UKHospitality has renewed calls to cap business rates increases and reduce VAT rates following inflation figures released yesterday (14 February).

While inflation held steady at 4% in January, CEO Kate Nicholls reiterated that costs continue to rise, with businesses forced to pass them on to consumers – risking an inflationary spike in April and the following months as business rates increase.

Her comments come as the UK GDP fell 0.1% in December according to ONS data released today (15 February), following a 0.2% rise in November.

GDP was down 0.3% over the three months to the end of December, a second consecutive quarter of negative growth, pushing the UK into a technical recession.

Nicholls said: “The rate of inflation not increasing, as widely expected, is positive but let’s not forget that this still means prices are continuing to rise. Hospitality businesses are continuing to feel the brunt of these costs, with food, drink and energy all continuing to rise at a rapid rate.

“With business rates set to increase by 6.7% and the National Living Wage rising in April, venues will be hit once again by a tsunami of additional costs. Unfortunately, the vast majority of businesses have absorbed all they can and are now forced to pass these onto consumers.

“If the Government wants to avoid the risk of an inflationary spike in April and the following months, it should take action at the Budget to cap business rates increases and reduce the rate of VAT for hospitality.”

Reacting to the news of the UK entering a recession, she added: “The economy officially entering a technical recession is hugely concerning. Consumer confidence has already taken a huge hit over the past year as the cost-of-living crisis bites and today’s news will dent it even further.

“That will be a big worry for hospitality businesses up and down the country, as they need support from consumers more than ever. 

“As we head towards the Budget, I’d urge the Chancellor to look to hospitality as a sector that has a proven track record of driving growth and stimulating demand in the economy.

“Introducing a lower rate of VAT for hospitality and capping business rates increases would allow venues to reduce those incredibly high business costs and keep price rises at bay – that would be good for the public, businesses and the economy.”

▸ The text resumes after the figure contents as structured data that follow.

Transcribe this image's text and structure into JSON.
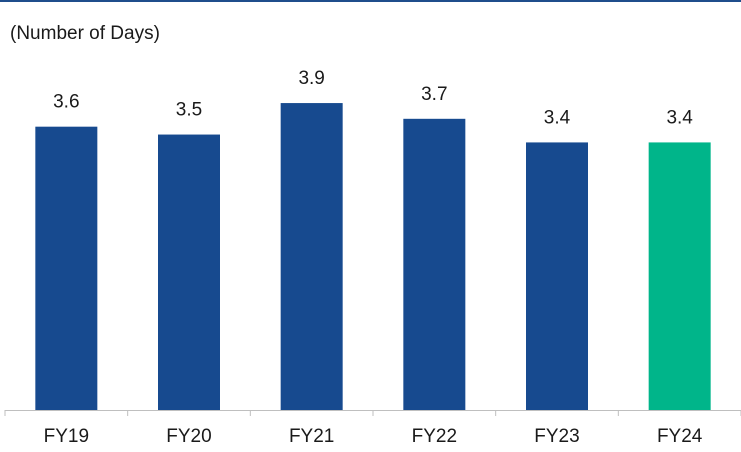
{
  "chart_data": {
    "type": "bar",
    "subtitle": "(Number of Days)",
    "categories": [
      "FY19",
      "FY20",
      "FY21",
      "FY22",
      "FY23",
      "FY24"
    ],
    "values": [
      3.6,
      3.5,
      3.9,
      3.7,
      3.4,
      3.4
    ],
    "colors": [
      "#174a8f",
      "#174a8f",
      "#174a8f",
      "#174a8f",
      "#174a8f",
      "#00b58a"
    ]
  }
}
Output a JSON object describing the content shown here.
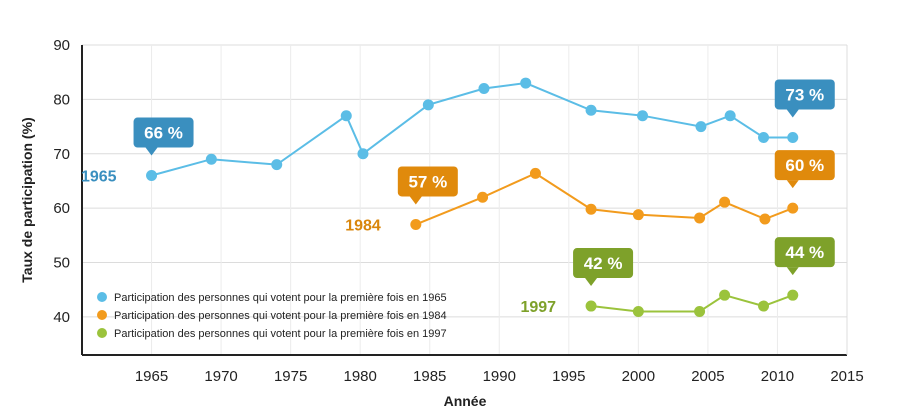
{
  "chart_data": {
    "type": "line",
    "xlabel": "Année",
    "ylabel": "Taux de participation (%)",
    "xlim": [
      1960,
      2015
    ],
    "ylim": [
      33,
      90
    ],
    "x_ticks": [
      1965,
      1970,
      1975,
      1980,
      1985,
      1990,
      1995,
      2000,
      2005,
      2010,
      2015
    ],
    "y_ticks": [
      40,
      50,
      60,
      70,
      80,
      90
    ],
    "grid": "horizontal",
    "legend_position": "bottom-left",
    "series": [
      {
        "name": "Participation des personnes qui votent pour la première fois en 1965",
        "color": "#5bbde6",
        "start_label": "1965",
        "start_label_color": "#3a8fbf",
        "x": [
          1965,
          1969.3,
          1974,
          1979,
          1980.2,
          1984.9,
          1988.9,
          1991.9,
          1996.6,
          2000.3,
          2004.5,
          2006.6,
          2009,
          2011.1
        ],
        "y": [
          66,
          69,
          68,
          77,
          70,
          79,
          82,
          83,
          78,
          77,
          75,
          77,
          73,
          73
        ],
        "callouts": [
          {
            "text": "66 %",
            "x": 1965,
            "y": 66,
            "color": "#3a8fbf"
          },
          {
            "text": "73 %",
            "x": 2011.1,
            "y": 73,
            "color": "#3a8fbf"
          }
        ]
      },
      {
        "name": "Participation des personnes qui votent pour la première fois en 1984",
        "color": "#f29b1d",
        "start_label": "1984",
        "start_label_color": "#d9860b",
        "x": [
          1984,
          1988.8,
          1992.6,
          1996.6,
          2000,
          2004.4,
          2006.2,
          2009.1,
          2011.1
        ],
        "y": [
          57,
          62,
          66.4,
          59.8,
          58.8,
          58.2,
          61.1,
          58,
          60
        ],
        "callouts": [
          {
            "text": "57 %",
            "x": 1984,
            "y": 57,
            "color": "#e08a0c"
          },
          {
            "text": "60 %",
            "x": 2011.1,
            "y": 60,
            "color": "#e08a0c"
          }
        ]
      },
      {
        "name": "Participation des personnes qui votent pour la première fois en 1997",
        "color": "#9bc33c",
        "start_label": "1997",
        "start_label_color": "#7ea12a",
        "x": [
          1996.6,
          2000,
          2004.4,
          2006.2,
          2009,
          2011.1
        ],
        "y": [
          42,
          41,
          41,
          44,
          42,
          44
        ],
        "callouts": [
          {
            "text": "42 %",
            "x": 1996.6,
            "y": 42,
            "color": "#7ea12a"
          },
          {
            "text": "44 %",
            "x": 2011.1,
            "y": 44,
            "color": "#7ea12a"
          }
        ]
      }
    ]
  }
}
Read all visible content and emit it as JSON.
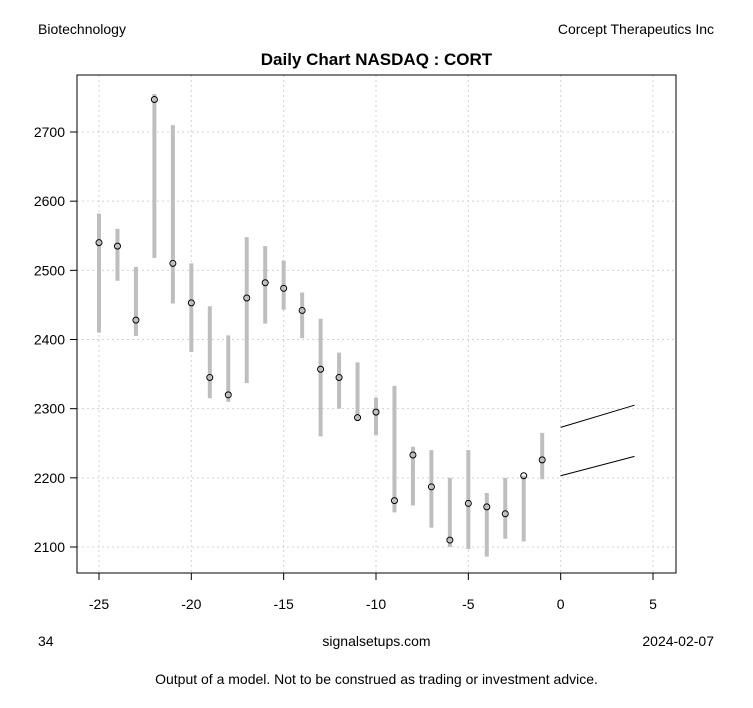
{
  "header": {
    "sector": "Biotechnology",
    "company": "Corcept Therapeutics Inc"
  },
  "footer": {
    "left": "34",
    "center": "signalsetups.com",
    "right": "2024-02-07",
    "disclaimer": "Output of a model. Not to be construed as trading or investment advice."
  },
  "chart_data": {
    "type": "line",
    "title": "Daily Chart NASDAQ : CORT",
    "xlabel": "",
    "ylabel": "",
    "xlim": [
      -26.2,
      6.2
    ],
    "ylim": [
      2070,
      2790
    ],
    "xticks": [
      -25,
      -20,
      -15,
      -10,
      -5,
      0,
      5
    ],
    "yticks": [
      2100,
      2200,
      2300,
      2400,
      2500,
      2600,
      2700
    ],
    "grid": true,
    "colors": {
      "range": "#bebebe",
      "forecast": "#000000",
      "grid": "#d3d3d3"
    },
    "bars": [
      {
        "x": -25,
        "close": 2540,
        "high": 2582,
        "low": 2410
      },
      {
        "x": -24,
        "close": 2535,
        "high": 2560,
        "low": 2485
      },
      {
        "x": -23,
        "close": 2428,
        "high": 2505,
        "low": 2405
      },
      {
        "x": -22,
        "close": 2747,
        "high": 2755,
        "low": 2518
      },
      {
        "x": -21,
        "close": 2510,
        "high": 2710,
        "low": 2452
      },
      {
        "x": -20,
        "close": 2453,
        "high": 2510,
        "low": 2382
      },
      {
        "x": -19,
        "close": 2345,
        "high": 2448,
        "low": 2315
      },
      {
        "x": -18,
        "close": 2320,
        "high": 2406,
        "low": 2310
      },
      {
        "x": -17,
        "close": 2460,
        "high": 2548,
        "low": 2337
      },
      {
        "x": -16,
        "close": 2482,
        "high": 2535,
        "low": 2423
      },
      {
        "x": -15,
        "close": 2474,
        "high": 2514,
        "low": 2443
      },
      {
        "x": -14,
        "close": 2442,
        "high": 2468,
        "low": 2402
      },
      {
        "x": -13,
        "close": 2357,
        "high": 2430,
        "low": 2260
      },
      {
        "x": -12,
        "close": 2345,
        "high": 2381,
        "low": 2300
      },
      {
        "x": -11,
        "close": 2287,
        "high": 2367,
        "low": 2283
      },
      {
        "x": -10,
        "close": 2295,
        "high": 2316,
        "low": 2262
      },
      {
        "x": -9,
        "close": 2167,
        "high": 2333,
        "low": 2150
      },
      {
        "x": -8,
        "close": 2233,
        "high": 2245,
        "low": 2160
      },
      {
        "x": -7,
        "close": 2187,
        "high": 2240,
        "low": 2128
      },
      {
        "x": -6,
        "close": 2110,
        "high": 2200,
        "low": 2100
      },
      {
        "x": -5,
        "close": 2163,
        "high": 2240,
        "low": 2097
      },
      {
        "x": -4,
        "close": 2158,
        "high": 2178,
        "low": 2086
      },
      {
        "x": -3,
        "close": 2148,
        "high": 2200,
        "low": 2112
      },
      {
        "x": -2,
        "close": 2203,
        "high": 2203,
        "low": 2108
      },
      {
        "x": -1,
        "close": 2226,
        "high": 2265,
        "low": 2198
      }
    ],
    "forecast": [
      {
        "name": "upper",
        "x": [
          0,
          4
        ],
        "y": [
          2273,
          2305
        ]
      },
      {
        "name": "lower",
        "x": [
          0,
          4
        ],
        "y": [
          2203,
          2231
        ]
      }
    ]
  }
}
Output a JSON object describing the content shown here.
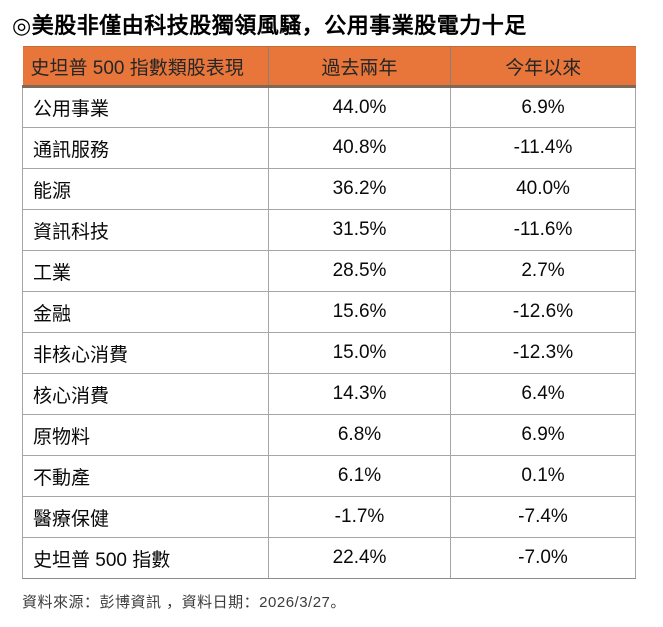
{
  "title": "◎美股非僅由科技股獨領風騷，公用事業股電力十足",
  "table": {
    "headers": [
      "史坦普 500 指數類股表現",
      "過去兩年",
      "今年以來"
    ],
    "rows": [
      {
        "label": "公用事業",
        "two_year": "44.0%",
        "ytd": "6.9%"
      },
      {
        "label": "通訊服務",
        "two_year": "40.8%",
        "ytd": "-11.4%"
      },
      {
        "label": "能源",
        "two_year": "36.2%",
        "ytd": "40.0%"
      },
      {
        "label": "資訊科技",
        "two_year": "31.5%",
        "ytd": "-11.6%"
      },
      {
        "label": "工業",
        "two_year": "28.5%",
        "ytd": "2.7%"
      },
      {
        "label": "金融",
        "two_year": "15.6%",
        "ytd": "-12.6%"
      },
      {
        "label": "非核心消費",
        "two_year": "15.0%",
        "ytd": "-12.3%"
      },
      {
        "label": "核心消費",
        "two_year": "14.3%",
        "ytd": "6.4%"
      },
      {
        "label": "原物料",
        "two_year": "6.8%",
        "ytd": "6.9%"
      },
      {
        "label": "不動產",
        "two_year": "6.1%",
        "ytd": "0.1%"
      },
      {
        "label": "醫療保健",
        "two_year": "-1.7%",
        "ytd": "-7.4%"
      },
      {
        "label": "史坦普 500 指數",
        "two_year": "22.4%",
        "ytd": "-7.0%"
      }
    ]
  },
  "footer": "資料來源：彭博資訊 ，資料日期：2026/3/27。",
  "colors": {
    "header_bg": "#E8763B",
    "header_bottom_border": "#7d6a58",
    "grid_border": "#a6a6a6",
    "text": "#000000"
  },
  "chart_data": {
    "type": "table",
    "title": "史坦普 500 指數類股表現",
    "columns": [
      "史坦普 500 指數類股表現",
      "過去兩年",
      "今年以來"
    ],
    "units": "%",
    "rows": [
      [
        "公用事業",
        44.0,
        6.9
      ],
      [
        "通訊服務",
        40.8,
        -11.4
      ],
      [
        "能源",
        36.2,
        40.0
      ],
      [
        "資訊科技",
        31.5,
        -11.6
      ],
      [
        "工業",
        28.5,
        2.7
      ],
      [
        "金融",
        15.6,
        -12.6
      ],
      [
        "非核心消費",
        15.0,
        -12.3
      ],
      [
        "核心消費",
        14.3,
        6.4
      ],
      [
        "原物料",
        6.8,
        6.9
      ],
      [
        "不動產",
        6.1,
        0.1
      ],
      [
        "醫療保健",
        -1.7,
        -7.4
      ],
      [
        "史坦普 500 指數",
        22.4,
        -7.0
      ]
    ],
    "source_note": "資料來源：彭博資訊 ，資料日期：2026/3/27。"
  }
}
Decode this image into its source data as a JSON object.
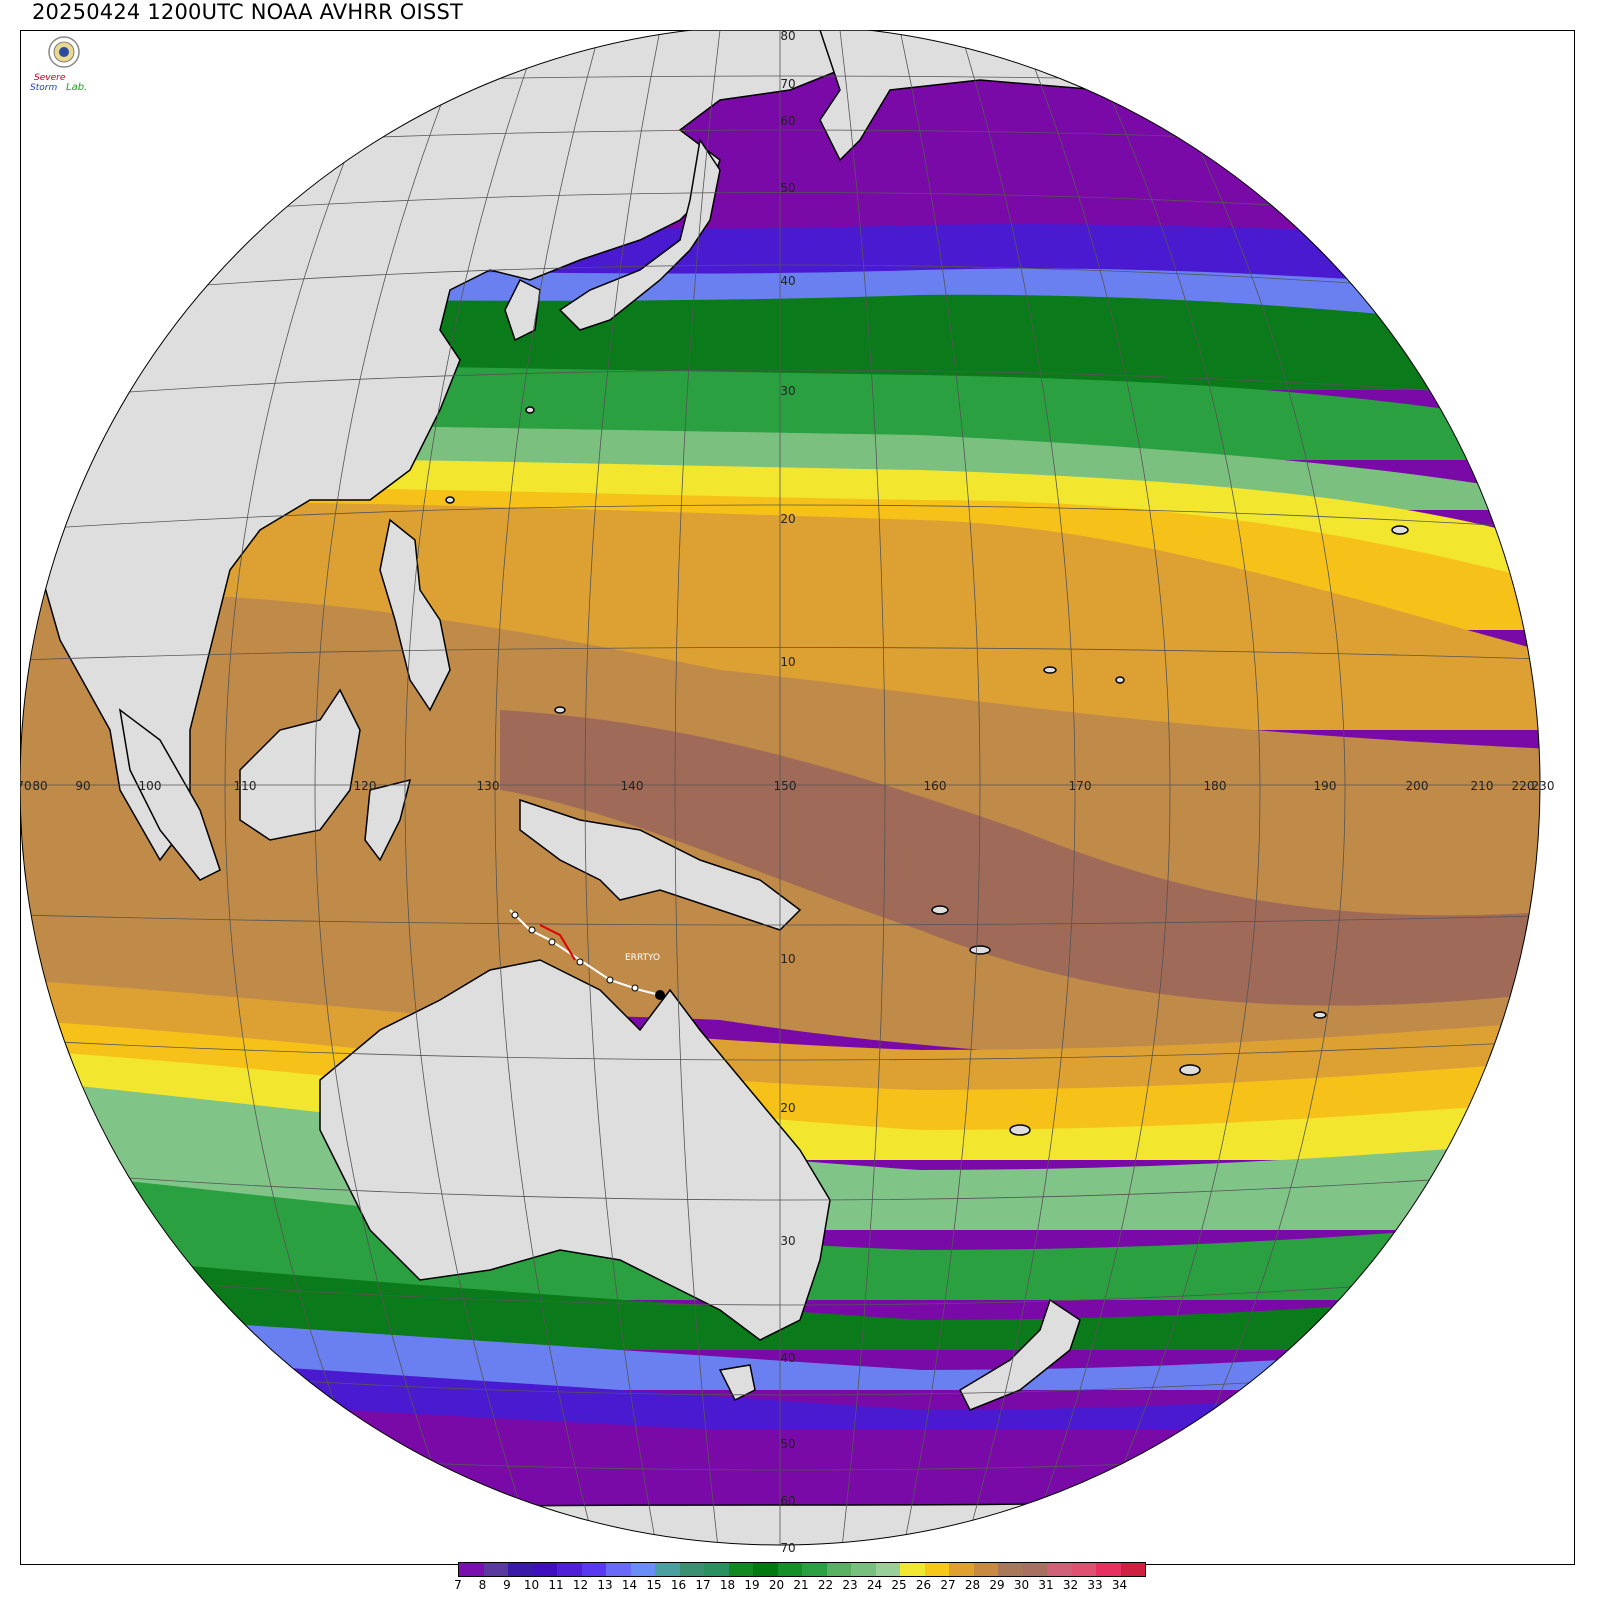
{
  "title": "20250424 1200UTC NOAA AVHRR OISST",
  "logo": {
    "line1": "Severe",
    "line2": "Storm",
    "line3": "Lab."
  },
  "colors": {
    "land": "#dedede",
    "coast": "#000000",
    "grid": "#555555"
  },
  "colorbar": {
    "labels": [
      "7",
      "8",
      "9",
      "10",
      "11",
      "12",
      "13",
      "14",
      "15",
      "16",
      "17",
      "18",
      "19",
      "20",
      "21",
      "22",
      "23",
      "24",
      "25",
      "26",
      "27",
      "28",
      "29",
      "30",
      "31",
      "32",
      "33",
      "34"
    ],
    "colors": [
      "#7b10b0",
      "#5b3aa0",
      "#3a1aa8",
      "#4010c0",
      "#5020d8",
      "#5a3af0",
      "#6a6af8",
      "#6a8ef8",
      "#4aa0a0",
      "#3a9070",
      "#2a9060",
      "#108a20",
      "#007a10",
      "#159028",
      "#2aa040",
      "#58b060",
      "#78c080",
      "#98d098",
      "#f0e830",
      "#f8c818",
      "#e0a030",
      "#c88a40",
      "#a87858",
      "#a87060",
      "#d06078",
      "#e05070",
      "#e83060",
      "#d02040"
    ]
  },
  "track": {
    "label": "ERRTYO"
  },
  "latitude_labels": [
    "70",
    "60",
    "50",
    "40",
    "30",
    "20",
    "10",
    "10",
    "20",
    "30",
    "40",
    "50",
    "60",
    "70",
    "80"
  ],
  "longitude_labels": [
    "70",
    "80",
    "90",
    "100",
    "110",
    "120",
    "130",
    "140",
    "150",
    "160",
    "170",
    "180",
    "190",
    "200",
    "210",
    "220",
    "230"
  ]
}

Emma McClarkin, CEO of the British Beer and Pub Association, also called for reform of the business rates system and VAT reduction, adding that the industry needs ‘vital cuts’ to beer duty.

McClarkin said: “The continuation of inflation at 4% in January will do nothing to alleviate the significant pressure on the beer and pub sector that long ago ran out of room to absorb cost increases while also staying in business. Despite this, brewers and pubs have done everything in their power in the last 18 months to keep their prices down and keep a pint at your local affordable.

She added:  “Today’s official figures indicating that the U.K. economy is in recession is extremely worrying and indicates that there will be no let up in the pressure facing the beer and pub sector. It underlines the importance of the Chancellor loosening the economic vice grip on breweries and pubs by cutting beer duty, capping business rates and introducing a pub specific VAT rate at the Spring Budget in just over two weeks.”

The Night Time Industries Association (NTIA) criticised the ‘profound and systemic marginalisation’ of the nightclub sector, with 396 nightclubs – 31% of the total sector – forced to close between March 2020 and December 2023.

NTIA CEO Michael Kill commented: “The marginalisation of nightlife businesses has left them feeling neglected, questioning the Government’s motive, with limited avenues for survival. As we navigate recovery, it’s imperative that policymakers acknowledge the vital role of these establishments and provide the support they urgently need.”